Malta: Developments in working life – Q1 2016
Proposed changes in the composition of the Industrial Tribunal and the renewal of the collective agreement at Air Malta are the main topics of interest in this article. This country update reports on the latest developments in working life in Malta in the first quarter of 2016.
Composition of the Industrial Tribunal
A dominant topic during the first quarter of 2016 has been the reform of the Industrial Tribunal following a ruling by the Court of Appeals that confirmed the legal provisions for the appointment of tribunal members are unconstitutional. While the government has been planning to make the necessary reforms, the social partners and the opposition party have made their own proposals. The main sticking point is the appointment of the chair. One of the proposals made by the Malta Workers’ Union (UHM), and backed by the opposition party, is that the chair should be a magistrate.

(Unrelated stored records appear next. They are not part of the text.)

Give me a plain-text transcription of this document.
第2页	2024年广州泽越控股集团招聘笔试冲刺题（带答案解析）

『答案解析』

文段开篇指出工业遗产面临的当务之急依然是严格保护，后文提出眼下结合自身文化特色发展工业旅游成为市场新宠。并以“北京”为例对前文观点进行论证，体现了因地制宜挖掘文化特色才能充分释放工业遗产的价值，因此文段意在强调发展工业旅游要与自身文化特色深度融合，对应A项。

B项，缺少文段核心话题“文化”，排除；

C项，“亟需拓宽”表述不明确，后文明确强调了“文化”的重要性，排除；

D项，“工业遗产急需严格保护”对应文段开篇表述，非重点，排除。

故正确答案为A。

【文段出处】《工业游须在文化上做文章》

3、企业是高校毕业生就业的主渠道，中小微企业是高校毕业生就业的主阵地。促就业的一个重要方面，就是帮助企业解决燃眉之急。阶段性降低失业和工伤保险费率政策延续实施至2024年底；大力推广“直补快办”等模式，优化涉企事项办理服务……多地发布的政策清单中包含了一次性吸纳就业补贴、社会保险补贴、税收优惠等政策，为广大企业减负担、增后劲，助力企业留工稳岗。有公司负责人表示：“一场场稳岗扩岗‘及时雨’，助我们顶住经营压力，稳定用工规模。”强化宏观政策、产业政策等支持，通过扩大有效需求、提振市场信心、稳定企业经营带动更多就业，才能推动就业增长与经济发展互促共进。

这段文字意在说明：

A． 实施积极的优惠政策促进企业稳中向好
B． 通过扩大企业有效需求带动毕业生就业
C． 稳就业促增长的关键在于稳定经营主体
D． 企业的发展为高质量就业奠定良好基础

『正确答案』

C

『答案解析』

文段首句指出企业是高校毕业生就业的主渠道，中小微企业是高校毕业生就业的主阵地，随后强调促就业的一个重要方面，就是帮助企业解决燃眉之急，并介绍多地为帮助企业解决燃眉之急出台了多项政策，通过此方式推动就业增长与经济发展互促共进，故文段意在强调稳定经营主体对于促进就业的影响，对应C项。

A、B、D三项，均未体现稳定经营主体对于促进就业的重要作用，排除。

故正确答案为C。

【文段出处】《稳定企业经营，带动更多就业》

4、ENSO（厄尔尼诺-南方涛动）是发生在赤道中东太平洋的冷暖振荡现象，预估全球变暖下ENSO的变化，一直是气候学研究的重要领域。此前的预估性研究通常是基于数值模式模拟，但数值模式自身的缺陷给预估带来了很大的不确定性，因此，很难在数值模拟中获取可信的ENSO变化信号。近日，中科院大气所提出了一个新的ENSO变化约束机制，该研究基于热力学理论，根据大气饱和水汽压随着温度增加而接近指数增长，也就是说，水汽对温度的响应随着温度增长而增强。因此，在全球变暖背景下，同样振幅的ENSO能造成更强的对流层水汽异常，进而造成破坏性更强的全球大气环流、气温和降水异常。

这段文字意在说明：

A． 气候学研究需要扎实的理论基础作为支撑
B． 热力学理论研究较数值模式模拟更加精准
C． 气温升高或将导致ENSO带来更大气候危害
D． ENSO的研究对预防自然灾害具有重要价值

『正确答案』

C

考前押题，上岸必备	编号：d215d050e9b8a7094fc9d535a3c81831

However, the Ministry for Social Dialogue is proposing that the chair should be appointed following consultation with the Employment Relations Board, which is a tripartite institution. While a magistrate as a chair, enjoying security of tenure, could offer a guarantee of impartiality, the government is concerned that labour-related cases may get bogged down in the overburdened civil courts and that the more practical handling of these issues at core level will be lost.
Renewing the Air Malta collective agreement
The other prominent issue in this quarter has been the renewal of the collective agreement at Air Malta, the national airline. This enterprise has been going through a restructuring exercise, monitored by the European Commission, since 2011. As the deadline for its solvency has elapsed, the Maltese government has been seeking a strategic partner to ensure its viability. The employees have also been clamouring for the renewal of their collective agreement. Following an industrial dispute registered by the General Workers' Union (GWU), the three other unions representing the cabin crew, the pilots and the engineers joined the dispute. The government, adopting a conciliatory approach, appointed a former president of Malta to act as a facilitator between the four trade unions and the government.
Air Malta is vital for the sustainability of the tourism sector, which is one of the mainstays of the Maltese economy. The government is heavily involved in this issue both as a policymaker, to make the business economically viable, and as the owner, to ensure harmonious industrial relations. Under pressure from the deadline set by the Commission for Air Malta, the government will shortly announce the strategic partner that will purchase a minority share in the company. According to the Maltese government, this purchase will make the company economically viable. Such an accord will pave the way for signing the collective agreement with the four trade unions representing the airline’s various categories of employees.
As for the Industrial Tribunal, once the proposals made by the Minister for Social Dialogue, Helena Dalli, are discussed and endorsed by the Employment Relations Board, they will be presented as amendments to the Employment and Industrial Relations Act 2002 to be approved by parliament.